A recent decision by judges in Luxembourg has seen Crocs, the manufacturer of plastic shoes, lose its battle to protect its design from copycats.
Judges backed a decision by the EU Intellectual Property Office in 2016, which stated the registration was invalidated based on prior disclosure on Crocs’ US website; at the Fort Lauderdale Boat Show in the US; and by means of sales of the shoes in the US.
First, there was no requirement for prior disclosures to have taken place in the EU in order to provide a basis for invalidity.
Secondly, the Court rejected Crocs’ argument that the EU trade would not have been aware of the disclosures in the US.
Although a prior disclosure is only relevant if it could reasonably have become known in the EU in the normal course of business in the specific sector, the Court found that the EU shoe trade would have become well aware of Crocs’ emergence and ‘smashing success’ in the US.
Crocs applied to register their design in the US in May 2004 and in the EU in November 2004, where it was registered in February 2005 with an expiry date of 2029.

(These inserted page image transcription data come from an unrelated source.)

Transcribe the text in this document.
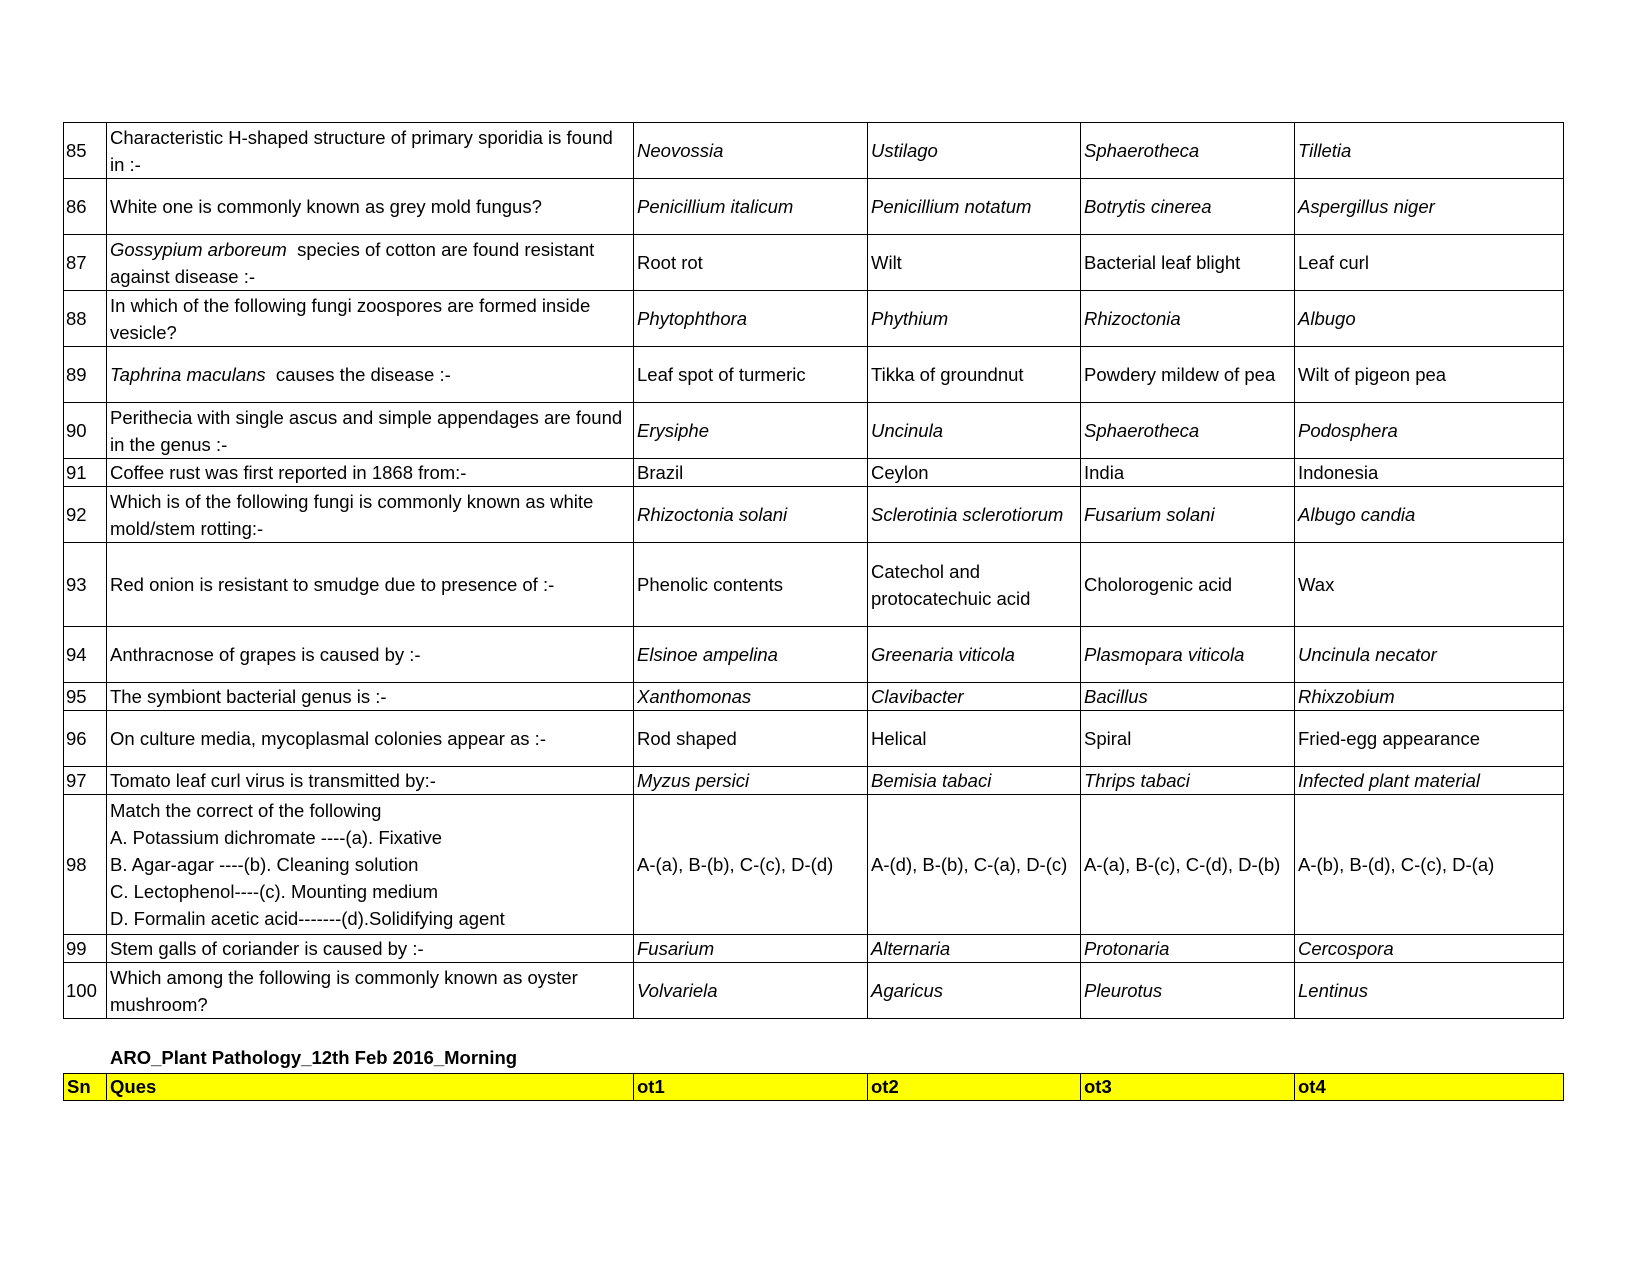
85	Characteristic H-shaped structure of primary sporidia is found in :-	Neovossia	Ustilago	Sphaerotheca	Tilletia
86	White one is commonly known as grey mold fungus?	Penicillium italicum	Penicillium notatum	Botrytis cinerea	Aspergillus niger
87	Gossypium arboreum  species of cotton are found resistant against disease :-	Root rot	Wilt	Bacterial leaf blight	Leaf curl
88	In which of the following fungi zoospores are formed inside vesicle?	Phytophthora	Phythium	Rhizoctonia	Albugo
89	Taphrina maculans  causes the disease :-	Leaf spot of turmeric	Tikka of groundnut	Powdery mildew of pea	Wilt of pigeon pea
90	Perithecia with single ascus and simple appendages are found in the genus :-	Erysiphe	Uncinula	Sphaerotheca	Podosphera
91	Coffee rust was first reported in 1868 from:-	Brazil	Ceylon	India	Indonesia
92	Which is of the following fungi is commonly known as white mold/stem rotting:-	Rhizoctonia solani	Sclerotinia sclerotiorum	Fusarium solani	Albugo candia
93	Red onion is resistant to smudge due to presence of :-	Phenolic contents	Catechol and protocatechuic acid	Cholorogenic acid	Wax
94	Anthracnose of grapes is caused by :-	Elsinoe ampelina	Greenaria viticola	Plasmopara viticola	Uncinula necator
95	The symbiont bacterial genus is :-	Xanthomonas	Clavibacter	Bacillus	Rhixzobium
96	On culture media, mycoplasmal colonies appear as :-	Rod shaped	Helical	Spiral	Fried-egg appearance
97	Tomato leaf curl virus is transmitted by:-	Myzus persici	Bemisia tabaci	Thrips tabaci	Infected plant material
98	Match the correct of the following
A. Potassium dichromate ----(a). Fixative
B. Agar-agar ----(b). Cleaning solution
C. Lectophenol----(c). Mounting medium
D. Formalin acetic acid-------(d).Solidifying agent	A-(a), B-(b), C-(c), D-(d)	A-(d), B-(b), C-(a), D-(c)	A-(a), B-(c), C-(d), D-(b)	A-(b), B-(d), C-(c), D-(a)
99	Stem galls of coriander is caused by :-	Fusarium	Alternaria	Protonaria	Cercospora
100	Which among the following is commonly known as oyster mushroom?	Volvariela	Agaricus	Pleurotus	Lentinus
ARO_Plant Pathology_12th Feb 2016_Morning
Sn	Ques	ot1	ot2	ot3	ot4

In 2013, a competitor, Gifi Diffusion, filed an invalidity action on grounds of lack of novelty, claiming that the design had been disclosed by Crocs more than 12 months before the original US filing date.
The case highlights the importance of taking advice on EU protection at an early stage, to avoid the risk of losing rights.
In particular, both registered and unregistered EU rights can be lost if products are first exhibited or sold outside the EU. It also highlights that competitors restricted by IP registrations in the EU can seek invalidation at any time if grounds emerge.